There is growing controversy surrounding foreign political donations in Australia. Contributions made by Chinese companies to the major parties have received the most attention, recently through reports of donations made by the Yuhu Group and Chinese billionaire Chau Chak Wing (and his company, Kingson Investment) to the Western Australian Liberal Party.
Foreign Minister Julie Bishop, the most senior federal MP from WA, has reportedly singled out three key Chinese donors for praise.
And, this week, revelations of the payment by the Top Education Institute, a company with links to the Chinese Communist Party, of Labor senator Sam Dastyari’s travel expenses have also prompted concern. Especially in light of Dastyari having contradicted Labor policy in relation to the South China Sea dispute.
Controversies over foreign donations are nothing new. Barely a fortnight before the October 2004 federal election, British Lord Michael Ashcroft donated A$1 million to the federal Liberal Party. And, earlier this year, links between the Italian Calabrian mafia and key Liberal Party MPs – facilitated by political contributions – were exposed.
These incidents have prompted calls for a ban on foreign political donations. Together with the claim that Canada, the UK and US have adopted such a measure, the case for such a ban in Australia seems irresistible.
This, however, puts the cart before the horse. Before we jump straight into “how” we should regulate foreign political donations, two questions need to be answered. First, what is meant by a “foreign” political donation? And why should such donations be better regulated?
How do we define ‘foreign’?
There seems to be two understandings of “foreign” in this context: a narrow one that refers to overseas-based donors, and a broad one that extends to all non-citizens, whether or not they are residing overseas.

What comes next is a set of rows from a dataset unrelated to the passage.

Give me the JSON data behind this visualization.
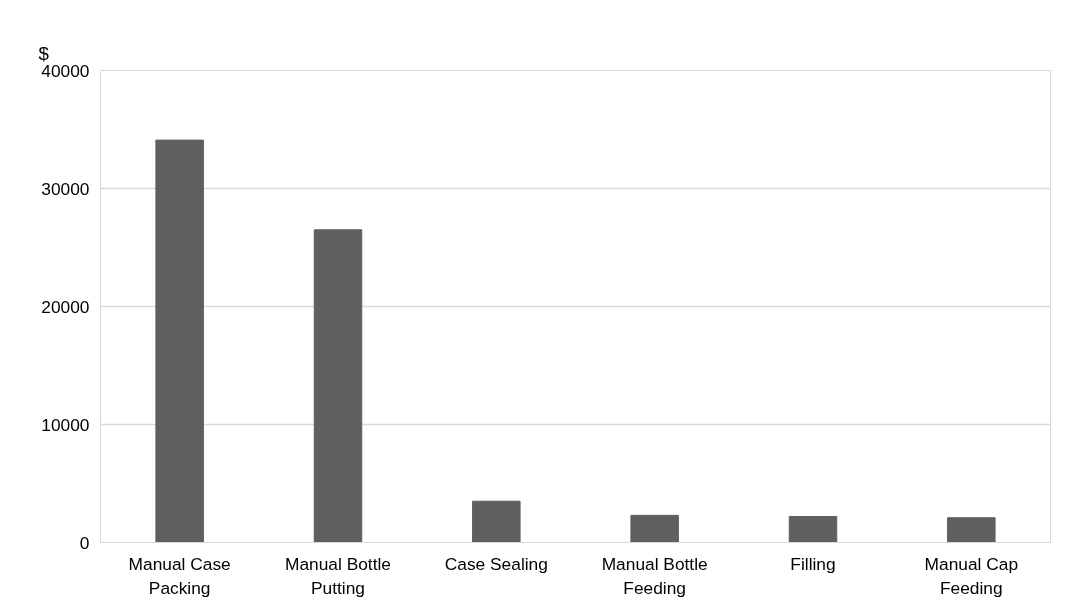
{
  "chart_data": {
    "type": "bar",
    "ylabel": "$",
    "categories": [
      "Manual Case Packing",
      "Manual Bottle Putting",
      "Case Sealing",
      "Manual Bottle Feeding",
      "Filling",
      "Manual Cap Feeding"
    ],
    "values": [
      34100,
      26500,
      3500,
      2300,
      2200,
      2100
    ],
    "color": "#5f5f5f",
    "ylim": [
      0,
      40000
    ],
    "yticks": [
      0,
      10000,
      20000,
      30000,
      40000
    ],
    "grid": "y"
  }
}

The “what” connects to the “why”. The concern with overseas-based donors or foreign-sourced donations is one of compliance; enforcement of Australia’s electoral laws overseas is all but impossible.
But what the UK has not done is ban “foreign” political donations in the broad sense – that is, ban donations from all non-citizens. Neither, for that matter, has Canada or the US.
A ban on political donations from all non-citizens would be unconstitutional in Australia; the High Court has previously struck down such a ban. A central part of its reasoning was that non-citizens residing in Australia are entitled to voice their concerns in the political process by virtue of being subject to the laws of the land.
Why should they be more regulated?
A blinkered understanding of Australian society seems to inform some calls for a ban on donations from all non-citizens.
Being exclusively focused on Australian citizens, it fails to recognise how our richly multicultural society includes those who are not citizens, notably permanent residents and long-term residents on temporary visas. These people should not be denied their legitimate role in the democratic process.
Worryingly, this understanding sometimes tips into xenophobia; that “foreigners” should have no role in our political process. More specifically, there seems to be a strand of Sinophobia. Fears of the “yellow peril” has formed an undercurrent of the debate over donations from Chinese companies.
The misdiagnosis runs even deeper. A distorted focus on “foreignness” results in a failure to appreciate how “foreign” political donations simply highlight broader problems with how political money is (not) regulated at the federal level.
The absence of caps on political donations and spending – like those in New South Wales – has allowed unsavoury fundraising practices to thrive. A laissez-faire culture within political parties has left systemic conflicts of interest unaddressed. Both have undermined public confidence in the political process.
Foreign-sourced donations should be banned. But, more importantly, federal political finance laws need broader reform to protect the integrity of Australia’s democracy.